Aus Norwegen gibt es „Gleichberechtigungs-Neuigkeiten“. Ab 2015 soll der einjährige Militärdienst nicht ausschließlich für Männer sondern für alle gelten. Die Armee an sich soll aber nicht vergrößert werden.
Eingesetzt für diese Änderung hatte sich vor allem eine junge Politikerin, Ingrid Marie Isachsen Sylte, der Sozialistischen Jugend. Sie hatte im März auf dem Parteitag ihrer Partei einen Antrag eingebracht. Diese war dem Vorschlag gefolgt und bald schlossen sich fast alle anderen Parteien der Idee an.

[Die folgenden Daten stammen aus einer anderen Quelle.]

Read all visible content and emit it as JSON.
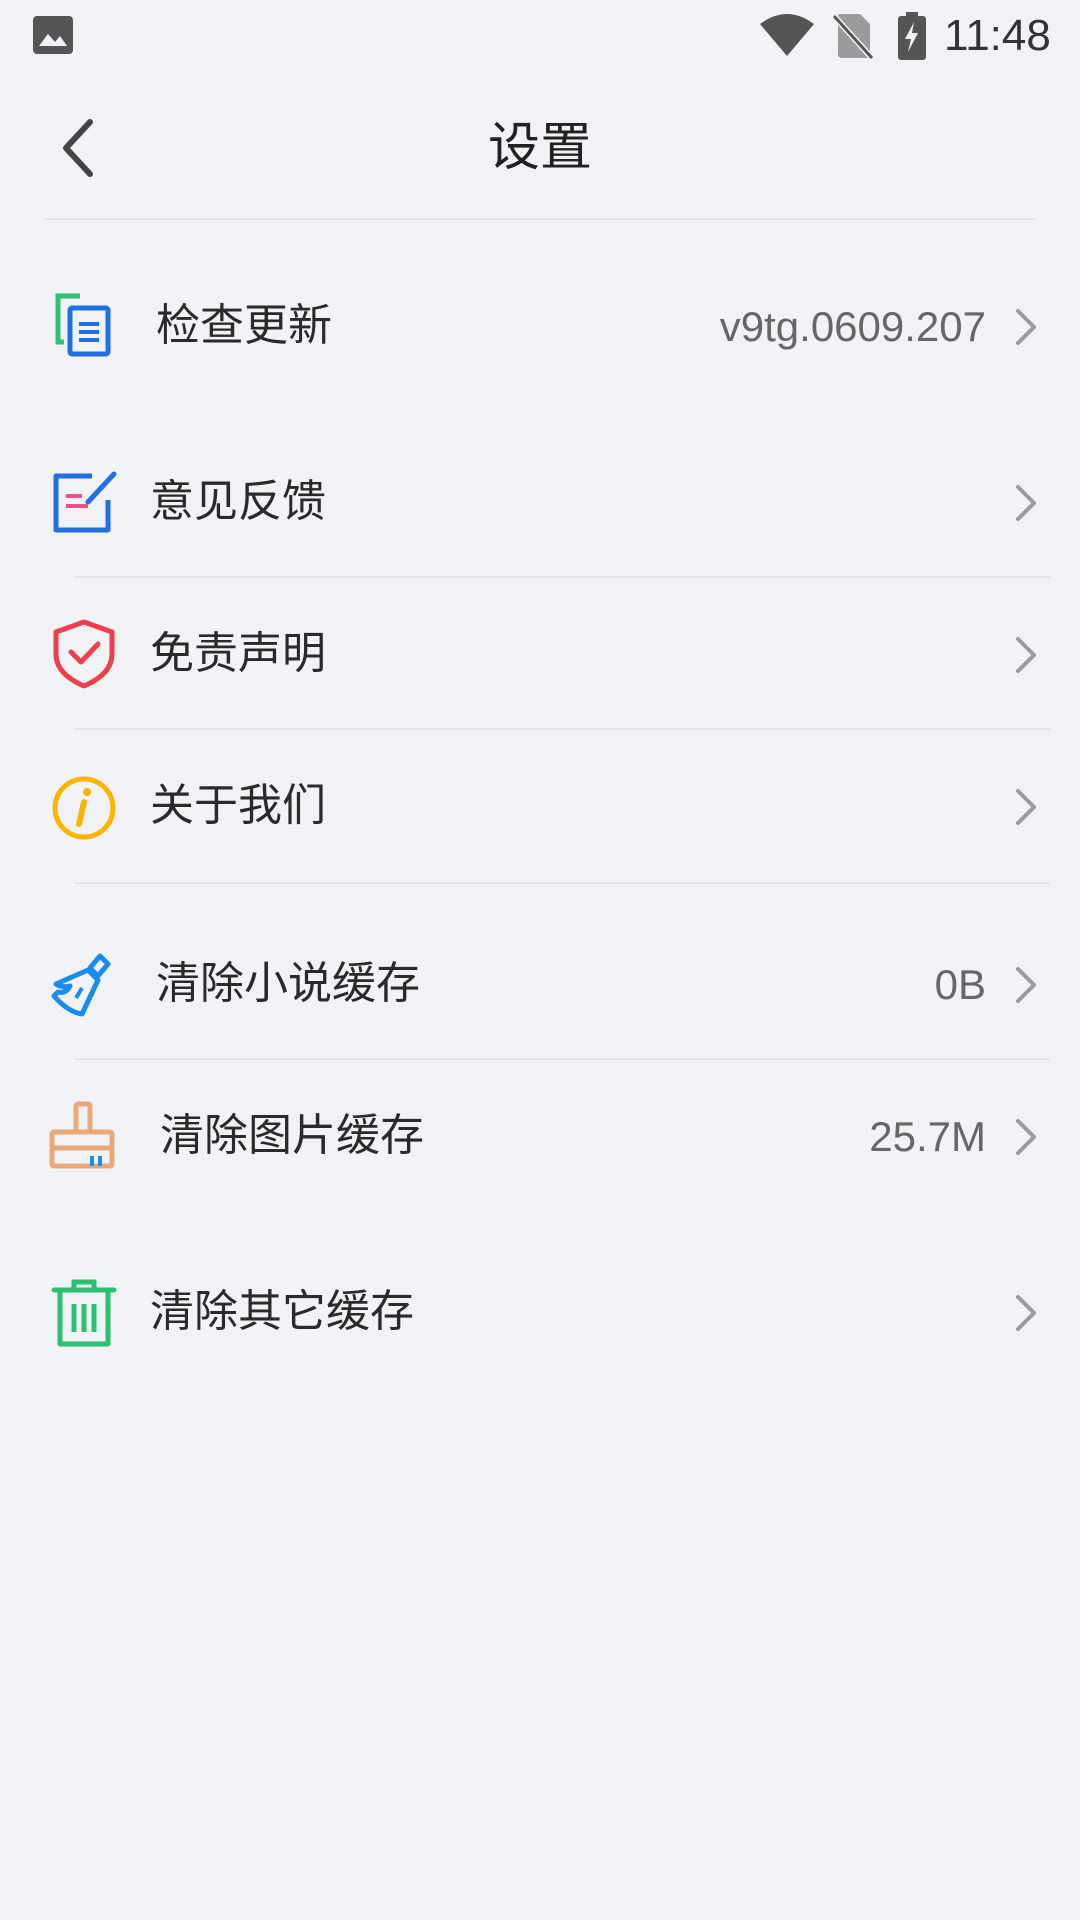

Bei der Abstimmung im Parlament in der letzten Woche gab es dann auch nur fünf Gegenstimmen. Einzig die Christdemokraten waren nicht von der „geschlechterneutralen Wehrpflicht“ überzeugt.

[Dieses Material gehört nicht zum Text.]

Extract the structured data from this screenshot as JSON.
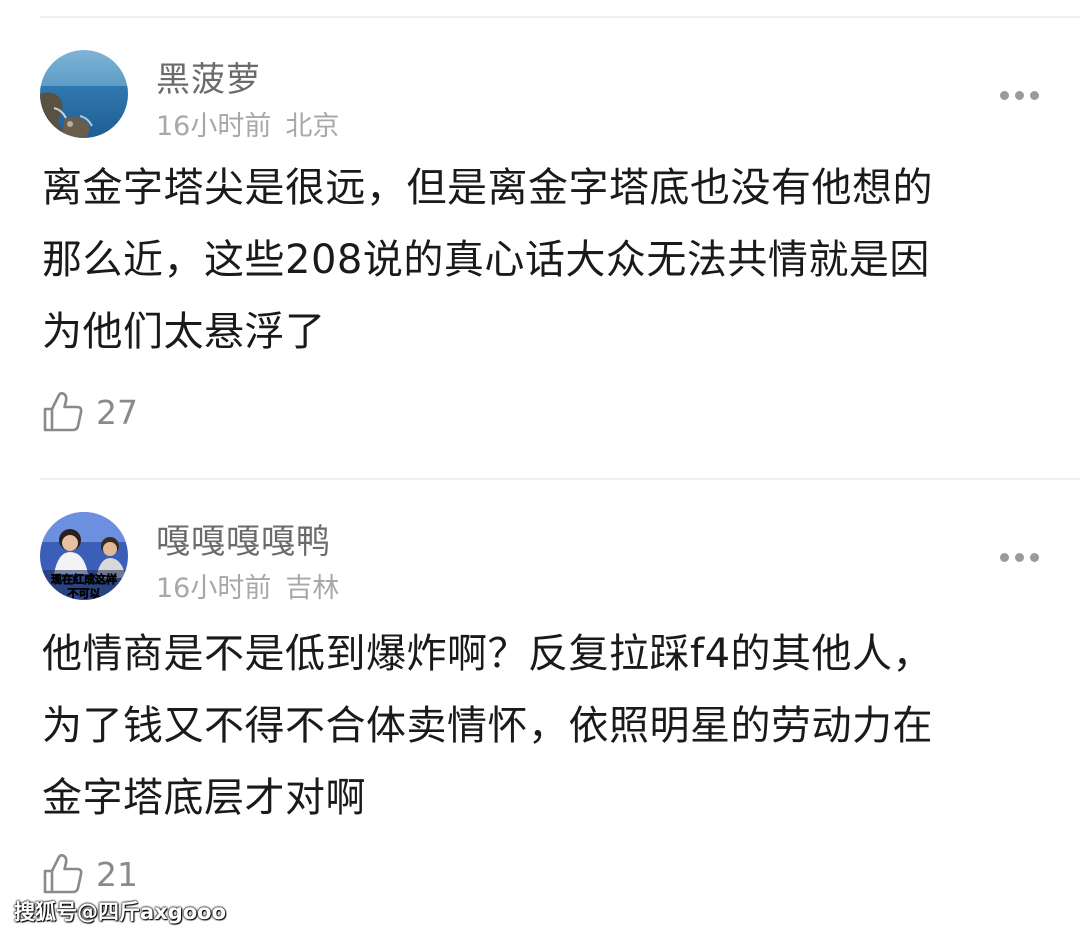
{
  "comments": [
    {
      "username": "黑菠萝",
      "time": "16小时前",
      "location": "北京",
      "avatar_icon": "sea-coast-photo",
      "content_lines": [
        "离金字塔尖是很远，但是离金字塔底也没有他想的",
        "那么近，这些208说的真心话大众无法共情就是因",
        "为他们太悬浮了"
      ],
      "likes": "27"
    },
    {
      "username": "嘎嘎嘎嘎鸭",
      "time": "16小时前",
      "location": "吉林",
      "avatar_icon": "tv-show-screenshot",
      "avatar_caption": "现在红成这样 不可以",
      "content_lines": [
        "他情商是不是低到爆炸啊？反复拉踩f4的其他人，",
        "为了钱又不得不合体卖情怀，依照明星的劳动力在",
        "金字塔底层才对啊"
      ],
      "likes": "21"
    }
  ],
  "watermark": "搜狐号@四斤axgooo",
  "colors": {
    "username": "#6b6b6b",
    "meta": "#a8a8a8",
    "content": "#1a1a1a",
    "divider": "#eeeeee"
  }
}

Und das ist jetzt toll? Das ist jetzt ein großer Schritt für mehr Gleichberechtigung? Ein „historischer Tag“, wie es Verteidigungsministerin Anne-Grete Stroen-Erichsen verkündete?
Ich finde es geradezu schwer verständlich wie sich aus einer linken (feministischen?) Position heraus voller Begeisterung auf ein solches Projekt gestürzt werden kann. Das Militär ist ein Teil von Kriegsmaschinerie, ein Ort von Gewalt und verbunden mit militanten Männlichkeitsbildern. Doch diese Punkte werden nicht an sich hinterfragt, sondern einfach ein kleiner „Gleichberechtigungs“-Stempel drauf geknallt. Genauso „fair“ wie eine Wehrpflicht, die alle einschließt, wäre ja auch die Möglichkeit gar keine Wehrpflicht – oder sogar gar kein Militär – zu haben.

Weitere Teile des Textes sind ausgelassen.